What will happen in the next presidential election? As of now, the prospect is gloomy. The majority Democratic Party (DP) relies heavily on a group of fanatical — and blind — supporters of the majority party, known as “daughters of reform.” DP leader Lee Jae-myung and other political celebrities — such as former justice ministers Cho Kuk and Choo Mi-ae and former DP leader Song Young-gil — are only focusing on their hardline supporters and leftist fans.

The situation is no different for the governing People Power Party (PPP). Justice Minister Han Dong-hoon is one example. While rumors are spreading that he will run in the next parliamentary election in April, his eloquence is stunning. He is returning his opponents’ hate speeches with his own enmity.
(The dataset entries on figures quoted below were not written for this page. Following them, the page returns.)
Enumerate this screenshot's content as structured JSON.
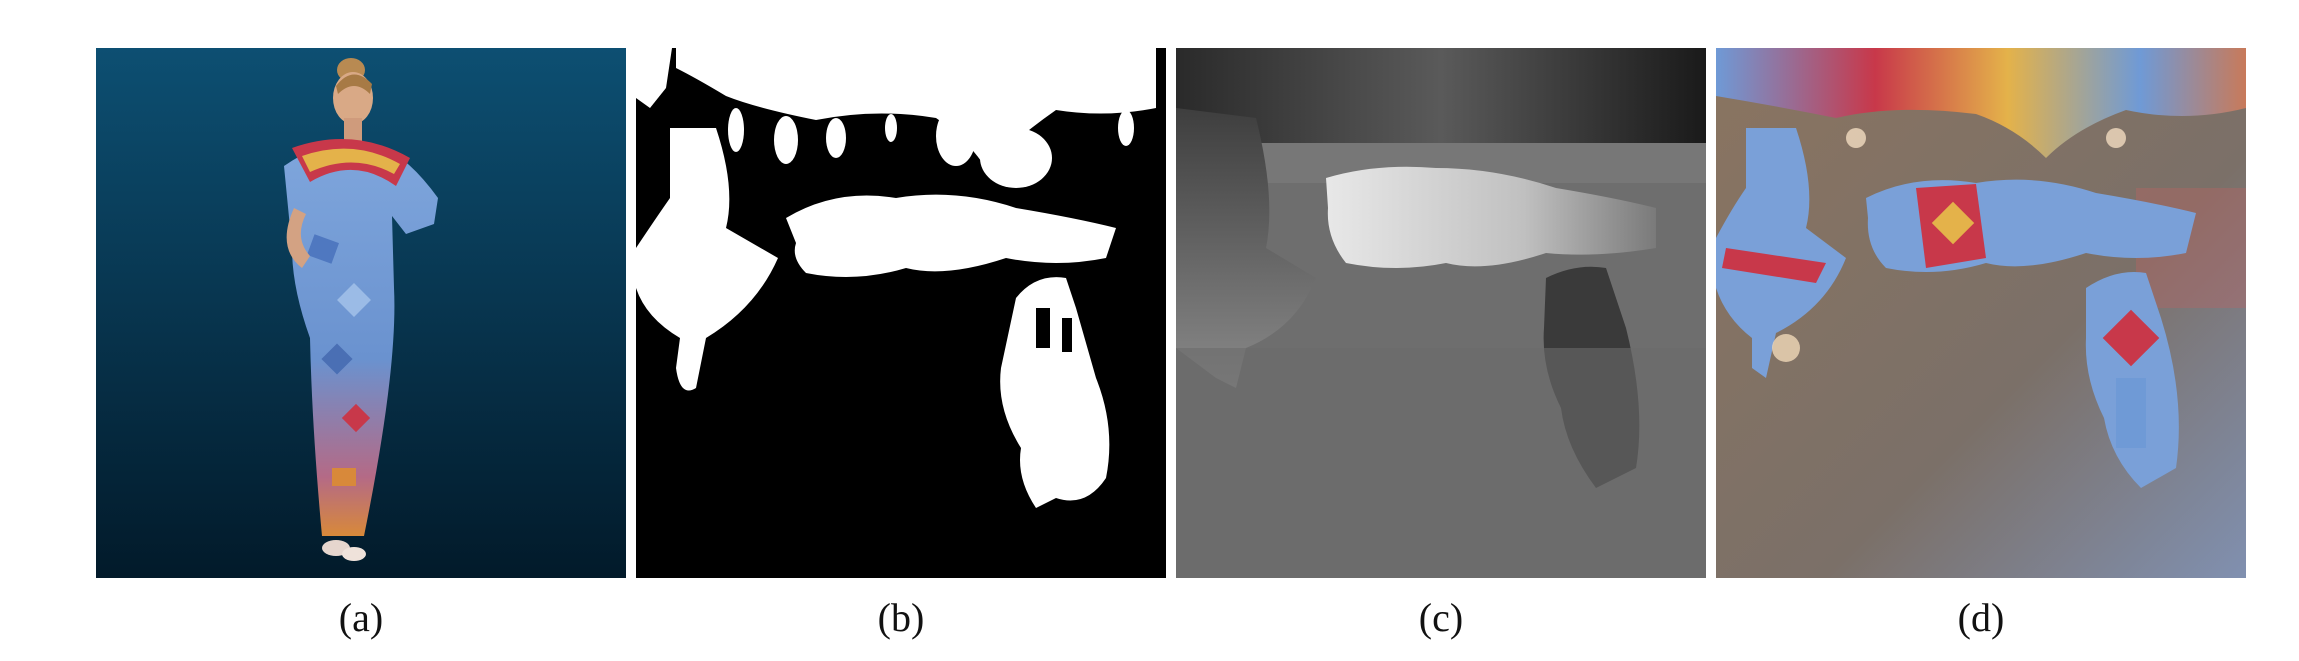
{
  "panels": [
    {
      "id": "a",
      "caption": "(a)",
      "content": "photo-person-patterned-dress"
    },
    {
      "id": "b",
      "caption": "(b)",
      "content": "binary-mask-uv-layout"
    },
    {
      "id": "c",
      "caption": "(c)",
      "content": "grayscale-depth-map-uv"
    },
    {
      "id": "d",
      "caption": "(d)",
      "content": "color-texture-atlas-uv"
    }
  ],
  "colors": {
    "background_a_top": "#0d4f72",
    "background_a_bottom": "#021a2a",
    "mask_fg": "#ffffff",
    "mask_bg": "#000000",
    "depth_bg": "#6e6e6e",
    "dress_blue": "#6f9ad6",
    "dress_red": "#c8384a",
    "dress_orange": "#d8893a",
    "texture_bg_left": "#8a7460",
    "texture_bg_right": "#8090b0"
  }
}
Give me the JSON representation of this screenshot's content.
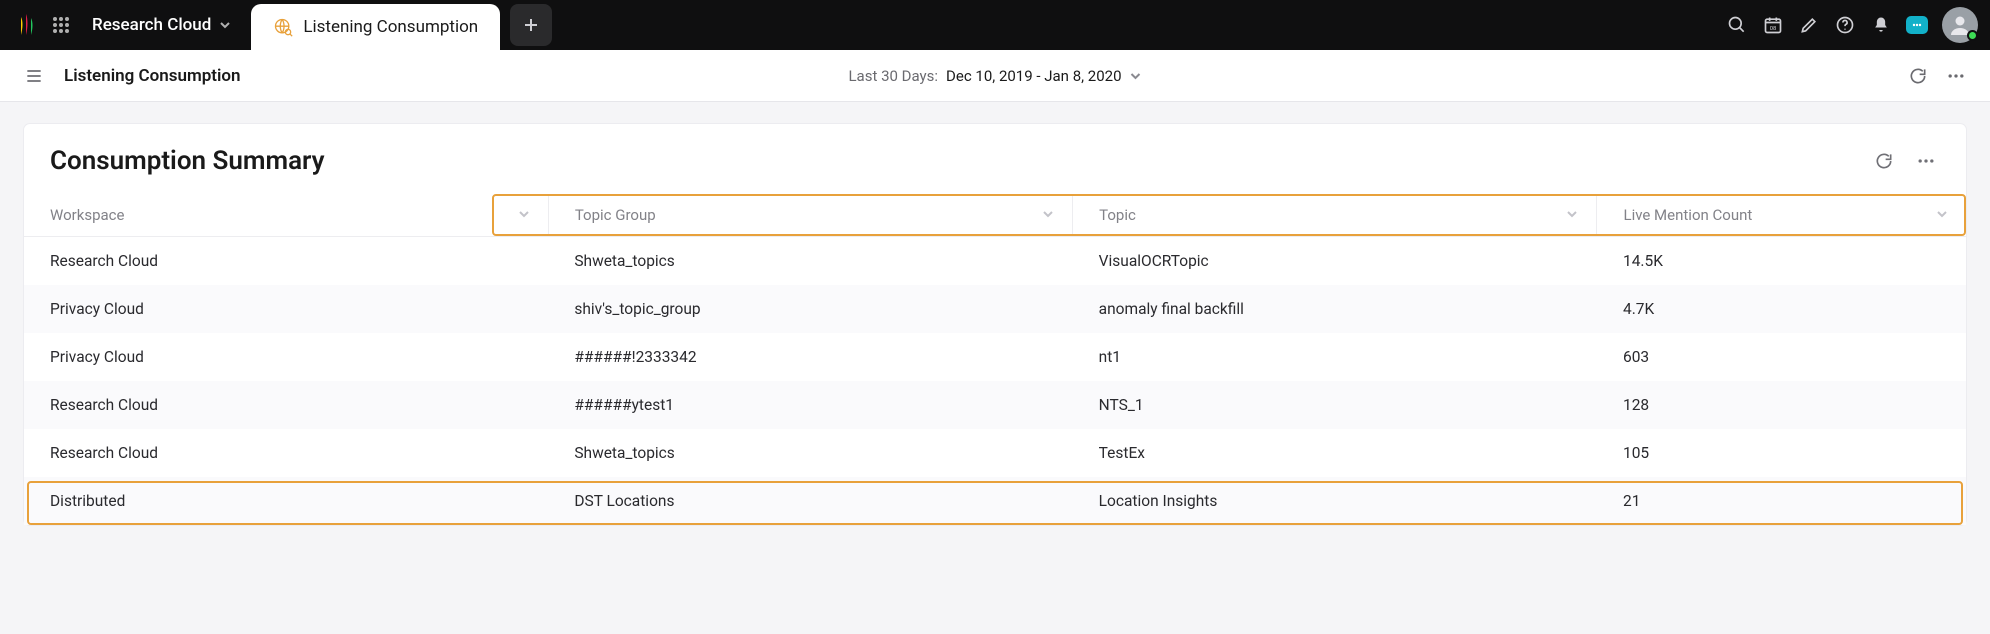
{
  "topbar": {
    "workspace_label": "Research Cloud",
    "active_tab_label": "Listening Consumption"
  },
  "subheader": {
    "page_title": "Listening Consumption",
    "date_prefix": "Last 30 Days:",
    "date_range": "Dec 10, 2019 - Jan 8, 2020"
  },
  "card": {
    "title": "Consumption Summary",
    "columns": {
      "workspace": "Workspace",
      "topic_group": "Topic Group",
      "topic": "Topic",
      "live_mention_count": "Live Mention Count"
    },
    "rows": [
      {
        "workspace": "Research Cloud",
        "topic_group": "Shweta_topics",
        "topic": "VisualOCRTopic",
        "count": "14.5K"
      },
      {
        "workspace": "Privacy Cloud",
        "topic_group": "shiv's_topic_group",
        "topic": "anomaly final backfill",
        "count": "4.7K"
      },
      {
        "workspace": "Privacy Cloud",
        "topic_group": "######!2333342",
        "topic": "nt1",
        "count": "603"
      },
      {
        "workspace": "Research Cloud",
        "topic_group": "######ytest1",
        "topic": "NTS_1",
        "count": "128"
      },
      {
        "workspace": "Research Cloud",
        "topic_group": "Shweta_topics",
        "topic": "TestEx",
        "count": "105"
      },
      {
        "workspace": "Distributed",
        "topic_group": "DST Locations",
        "topic": "Location Insights",
        "count": "21"
      }
    ]
  },
  "colors": {
    "topbar_bg": "#0f0f10",
    "page_bg": "#f5f5f7",
    "card_bg": "#ffffff",
    "accent_orange": "#e8a13b",
    "text_primary": "#1a1a1a",
    "text_muted": "#828288",
    "row_alt_bg": "#fafafc",
    "chat_bg": "#12b1c9",
    "presence_green": "#3ddc55"
  }
}
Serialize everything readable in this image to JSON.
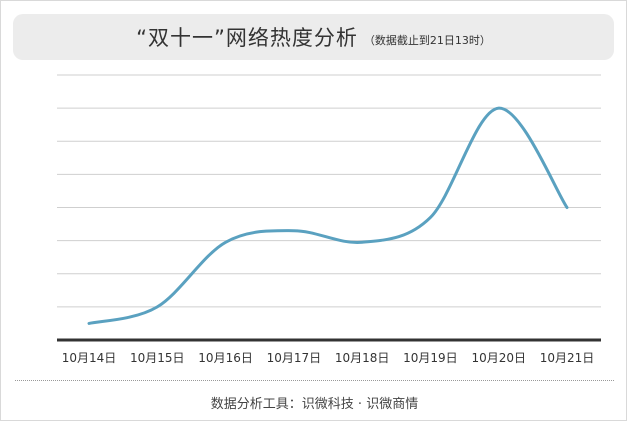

Conservative voters may be pleased with his language, but there are many centrists who are tired of his frequent media appearances and pointed remarks.

I am already worried that the pattern of the recent presidential elections — in which the centrists were deprived of their choices because of the fierce battle of the two most unlikable candidates — will repeat in the next presidential race in 2027. Even politicians who advocated moderation and pragmatism are starting to change their stance for votes. I hope that a group of politicians, who became famous as rising stars of pragmatism, will stay the course instead of being discouraged by low poll numbers. Only then will the political mud be cleared even a little.